Large language models (LLMs) don’t understand text the way humans do. Before passing any input into a model, it must be tokenized — split into smaller pieces (tokens) and mapped to numeric IDs.
But if you’ve used both Hugging Face and Ollama, you might have noticed something confusing:
In Hugging Face (local library), you must explicitly call the tokenizer.
In Ollama, you just pass text, and it works.
In Hugging Face’s online API, you also just pass text (no explicit tokenization).
So, why these differences? Let’s break it down.
What is Tokenization?
Tokenization is the process of converting text into tokens, then into IDs that a model can understand.
Text: "Hello world!"
Tokens: ['▁Hello', '▁world', '!']
IDs: [15043, 3186, 29991]
Important: The model itself never tokenizes. It only consumes token IDs. The tokenization step must always happen — either by you or by the runtime.
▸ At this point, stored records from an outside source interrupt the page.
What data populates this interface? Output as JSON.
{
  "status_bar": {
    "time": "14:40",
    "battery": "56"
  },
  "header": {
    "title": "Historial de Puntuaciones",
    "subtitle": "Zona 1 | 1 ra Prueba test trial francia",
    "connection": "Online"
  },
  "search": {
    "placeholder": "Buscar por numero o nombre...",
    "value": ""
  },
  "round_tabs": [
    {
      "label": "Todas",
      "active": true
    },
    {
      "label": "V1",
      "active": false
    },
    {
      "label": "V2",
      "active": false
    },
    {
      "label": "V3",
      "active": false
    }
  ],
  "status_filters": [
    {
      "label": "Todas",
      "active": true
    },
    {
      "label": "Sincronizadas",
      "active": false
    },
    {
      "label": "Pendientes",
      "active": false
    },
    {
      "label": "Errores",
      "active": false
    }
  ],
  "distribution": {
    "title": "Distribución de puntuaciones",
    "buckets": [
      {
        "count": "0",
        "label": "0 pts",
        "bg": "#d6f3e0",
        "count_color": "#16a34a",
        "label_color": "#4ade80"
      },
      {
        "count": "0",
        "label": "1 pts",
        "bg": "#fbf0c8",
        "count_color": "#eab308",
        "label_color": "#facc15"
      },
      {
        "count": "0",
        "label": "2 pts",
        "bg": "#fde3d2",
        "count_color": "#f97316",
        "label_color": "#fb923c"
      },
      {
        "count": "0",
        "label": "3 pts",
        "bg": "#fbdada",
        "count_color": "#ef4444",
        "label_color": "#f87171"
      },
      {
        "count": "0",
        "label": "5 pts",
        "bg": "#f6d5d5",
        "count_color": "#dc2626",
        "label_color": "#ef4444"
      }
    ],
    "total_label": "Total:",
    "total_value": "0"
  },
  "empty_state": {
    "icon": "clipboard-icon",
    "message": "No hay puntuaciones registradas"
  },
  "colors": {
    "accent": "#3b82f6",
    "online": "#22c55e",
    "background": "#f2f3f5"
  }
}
Hugging Face (Local Transformers Library)
When you install models via transformers
, you’re downloading the raw model weights.
The model expects token IDs, so you must explicitly use the tokenizer:
from transformers import AutoTokenizer, AutoModelForSequenceClassification
tokenizer = AutoTokenizer.from_pretrained("distilbert-base-uncased-finetuned-sst-2-english")
model = AutoModelForSequenceClassification.from_pretrained("distilbert-base-uncased-finetuned-sst-2-english")
inputs = tokenizer("I love Hugging Face!", return_tensors="pt")
outputs = model(**inputs)
Hugging Face Online (Inference API / Spaces)
from huggingface_hub import InferenceClient
client = InferenceClient("distilbert-base-uncased-finetuned-sst-2-english", token="<your API Token>")
result = client.text_classification("I love Hugging Face!")
You only pass text — no tokenizer step.
That’s because Hugging Face’s server automatically bundles the model and tokenizer. Tokenization is still happening but hidden behind the API.
Here, tokenization is implicit because Hugging Face abstracts it away.
Ollama
Ollama works the same way as Hugging Face’s online API: `
ollama run gemma "Hello world!"
Behind the scenes:
Ollama applies the tokenizer (bundled with the model).
Converts text → tokens → IDs.
Runs the model on those IDs.
Decodes the output back into text.
From your perspective, you never see token IDs.
In Ollama, tokenization is also implicit, handled by the runtime.
Comparision
Platform | Who Does Tokenization? | Explicit or Implicit? | User Experience |
---|
Hugging Face (local) | You (via AutoTokenizer) | Explicit | Low-level control, more flexible |
Hugging Face (online API) | Server | Implicit | Just send text, easy |
Ollama | Ollama runtime | Implicit | Just send text, easy |
Analogy
Hugging Face local = processor chip
You get the raw engine (weights). You must wire it up with the right tokenizer.
Hugging Face API & Ollama = smartphone
Everything is bundled — hardware, software, tokenizer, and runtime. You just use it.